Last week, Jeff Ullman from Stanford University gave a talk to the Informatics Entrepreneurship class which was opened up to the wider world. The core of it was the ideas that made Google really what it is – PageRank and TrustRank – and the technical concepts behind it. Here are my notes from the talk just in case you missed it and wanted to know what it was about …
The early search engines crawled the web (following the links from page to page, finidng and copying as many pages as you could). Index the pages by the words they contained. And then when you’re given a search query, you find the pages that contains those words.
But all the pages have some sort of notion of importance. Have to estimate the importance of pages – or think of it as relevance to the query. The first search engines considered the the role that the search query appeared in the page – e.g. title rather than paragraph. Then how many times that word appeared in that page.
There was a brief period where it worked well. But then when people began to use search engines to find things, then spammers began to jump in. Spammers used a variety of tactics to fool search engines – this type of spamming began to be known as “term spam”.
Google came up with 2 innovations which work together in order to kill term spam. 1. Believe what people say about you, rather than what you say about yourself – look at the anchor text. 2. PageRank (named because of Larry Page, rather than it ranking pages).
Real-World problems – the problem is that there are dead-ends, not every page links to other pages. Plus, there are spider traps. Can fix the deadends, but can’t fix the spider trap problem.
In Google, the problem was re-formulated so that there is an initial “teleport set”. And can have a topic-sensitive set of “relevant” pages (i.e. a teleport set”) which the crawler uses to get out of spider traps. By being part of the teleport set, those pages gain importance.
Then as soon as Google became popular, then the spammers began to develop “link spam” – an attempt to raise the ranking of the page. Created spam farms. Google then combated spam farms by detecting and blacklisting spam farm looking sites (i.e. web pages which have a million outlinks). One way of combating spam farms is to use TrustRank – a topic-specific PageRank with a teleport set of “tusted” pages. Pages whose TrustRank is much lower than their PageRank is calculated as the spam mass.
What has happened since search has become reliable?
1. Advertising has moved online
2. Textbooks have been destroyed
3. Newspapers have been destroyed
Advertising – there was the question at the start about how to combine search results with advertising because of speed issues. Don’t want to take 10 seconds to deliver an advert. But Google’s answer is, if we restrict what the advertisers do so that we don’t slow down the search query – which turns out to work.
Then people said that people wouldn’t buy products from the internet. But Ullman argues that as people begin to trust search engines, then people to trust search engines enough in order to find suitable vendors.
Ullman contends that all advertising will move online.
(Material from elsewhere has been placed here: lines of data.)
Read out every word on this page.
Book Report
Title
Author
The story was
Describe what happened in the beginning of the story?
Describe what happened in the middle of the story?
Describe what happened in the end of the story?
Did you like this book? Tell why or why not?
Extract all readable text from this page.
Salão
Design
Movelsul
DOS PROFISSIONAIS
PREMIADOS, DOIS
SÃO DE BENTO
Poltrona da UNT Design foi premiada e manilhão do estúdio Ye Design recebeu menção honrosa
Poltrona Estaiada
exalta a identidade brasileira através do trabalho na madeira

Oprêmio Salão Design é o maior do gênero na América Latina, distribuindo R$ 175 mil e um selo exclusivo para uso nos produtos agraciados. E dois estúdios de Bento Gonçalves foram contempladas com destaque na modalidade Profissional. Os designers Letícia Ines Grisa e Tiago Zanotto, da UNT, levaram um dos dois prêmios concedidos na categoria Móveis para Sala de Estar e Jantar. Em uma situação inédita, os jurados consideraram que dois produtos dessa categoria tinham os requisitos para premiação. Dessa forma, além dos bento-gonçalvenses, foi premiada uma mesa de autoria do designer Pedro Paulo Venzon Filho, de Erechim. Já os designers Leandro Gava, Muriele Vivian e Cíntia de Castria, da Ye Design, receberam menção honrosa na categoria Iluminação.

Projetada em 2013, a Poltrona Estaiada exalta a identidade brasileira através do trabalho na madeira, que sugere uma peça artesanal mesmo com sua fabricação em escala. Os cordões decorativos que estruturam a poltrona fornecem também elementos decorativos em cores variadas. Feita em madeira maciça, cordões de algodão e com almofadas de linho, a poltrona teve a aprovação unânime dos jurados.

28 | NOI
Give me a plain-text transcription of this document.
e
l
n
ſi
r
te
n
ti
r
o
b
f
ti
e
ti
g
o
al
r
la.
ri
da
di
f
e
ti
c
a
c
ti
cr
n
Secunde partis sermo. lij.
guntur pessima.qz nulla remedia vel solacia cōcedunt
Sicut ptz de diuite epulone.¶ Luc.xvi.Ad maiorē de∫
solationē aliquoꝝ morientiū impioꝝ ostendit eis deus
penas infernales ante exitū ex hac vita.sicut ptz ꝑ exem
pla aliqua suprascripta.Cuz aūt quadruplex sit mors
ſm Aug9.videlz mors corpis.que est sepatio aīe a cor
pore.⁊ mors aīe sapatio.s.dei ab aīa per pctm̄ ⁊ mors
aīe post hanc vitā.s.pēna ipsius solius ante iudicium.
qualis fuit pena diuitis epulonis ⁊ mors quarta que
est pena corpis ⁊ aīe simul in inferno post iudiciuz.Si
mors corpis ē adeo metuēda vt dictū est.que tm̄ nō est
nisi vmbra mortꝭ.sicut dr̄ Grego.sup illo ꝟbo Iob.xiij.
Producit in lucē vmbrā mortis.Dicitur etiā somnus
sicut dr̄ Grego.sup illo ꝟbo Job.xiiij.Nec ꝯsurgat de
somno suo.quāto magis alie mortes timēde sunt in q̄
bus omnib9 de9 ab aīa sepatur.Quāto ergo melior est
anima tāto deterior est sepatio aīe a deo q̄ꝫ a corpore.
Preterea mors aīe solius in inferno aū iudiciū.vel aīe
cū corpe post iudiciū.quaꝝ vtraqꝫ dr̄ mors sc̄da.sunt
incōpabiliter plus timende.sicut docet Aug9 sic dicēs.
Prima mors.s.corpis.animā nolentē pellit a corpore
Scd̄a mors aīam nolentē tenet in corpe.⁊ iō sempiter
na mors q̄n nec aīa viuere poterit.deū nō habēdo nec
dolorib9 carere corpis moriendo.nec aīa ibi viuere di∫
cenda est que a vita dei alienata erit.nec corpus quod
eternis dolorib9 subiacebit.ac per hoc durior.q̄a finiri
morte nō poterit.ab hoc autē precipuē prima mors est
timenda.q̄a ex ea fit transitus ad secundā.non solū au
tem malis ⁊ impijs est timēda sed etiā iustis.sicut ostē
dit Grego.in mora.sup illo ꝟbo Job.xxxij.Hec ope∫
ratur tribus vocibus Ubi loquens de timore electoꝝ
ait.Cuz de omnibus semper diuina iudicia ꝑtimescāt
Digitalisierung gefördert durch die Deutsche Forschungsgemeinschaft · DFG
This is because the pay per click model is measurable (but this can be done using A/B testing through newspapers advertising, but is expensive). Second is the ability to target adverts to people – this topic raises privacy issues. For instance, lipstick advertising wouldn’t appeal to men, but its still there in the newspaper. The more services like Google knows about me, the more targetted it can be. Ullman’s position is that as long as its done by a machine, then it’s ok.
Textbooks industry. It used to be, the textbook can sell a lot, 1st ed and 2nd edition. But now it is much easier to re-sell online. More difficult to make money from it. Leads to lower sales, leads to annoying tricks by publishers – such as re-writing new exercises in textbooks.
Another thing that’s killing textbooks is that trips to the library are replaced by search queries. The academics put stuff online, but PageRank elevates the best of these to the top of the list. “You link to the stuff that you think is good”.
In terms of textbooks, turns out that royalties are a relatively novelty in the 21st century. You used to write for glory and not income, and so the internet might bring us back into that time. Example – Jokes can be remembered and transmitted without the internet.
Who killed newspapers – a lot of people blame Google (over 10% of all advertising is online). Turns out it doesn’t matter than much anyway; because newspapers did not make a lot of money out of display ads, but instead their big revenue generator is classified advertising because they have a monopoly there. Sites like Craiglists for killing businesses.
Benefits of online news – it is a much better way to deliver news. Ullman talks about how he likes the ability to go to Google News and it would have multiple slants. “A big win for the consumer”. It is interesting to see the multiple viewpoints from different newspapers.
The dark-side of online news. “News reporting is serves a vital function in a democracy”. If you don’t have newspapers, then no one is going to pay for it.
Summary:
- Search requires fighting against spammers
- Newspapers are on the endangered species list (this is not necessary a good thing)
- So are textbooks (yay) – they don’t serve any useful purpose any more
If this comes out, it’s likely that the agency will be crushed by the advertisers and Google to do only CPA.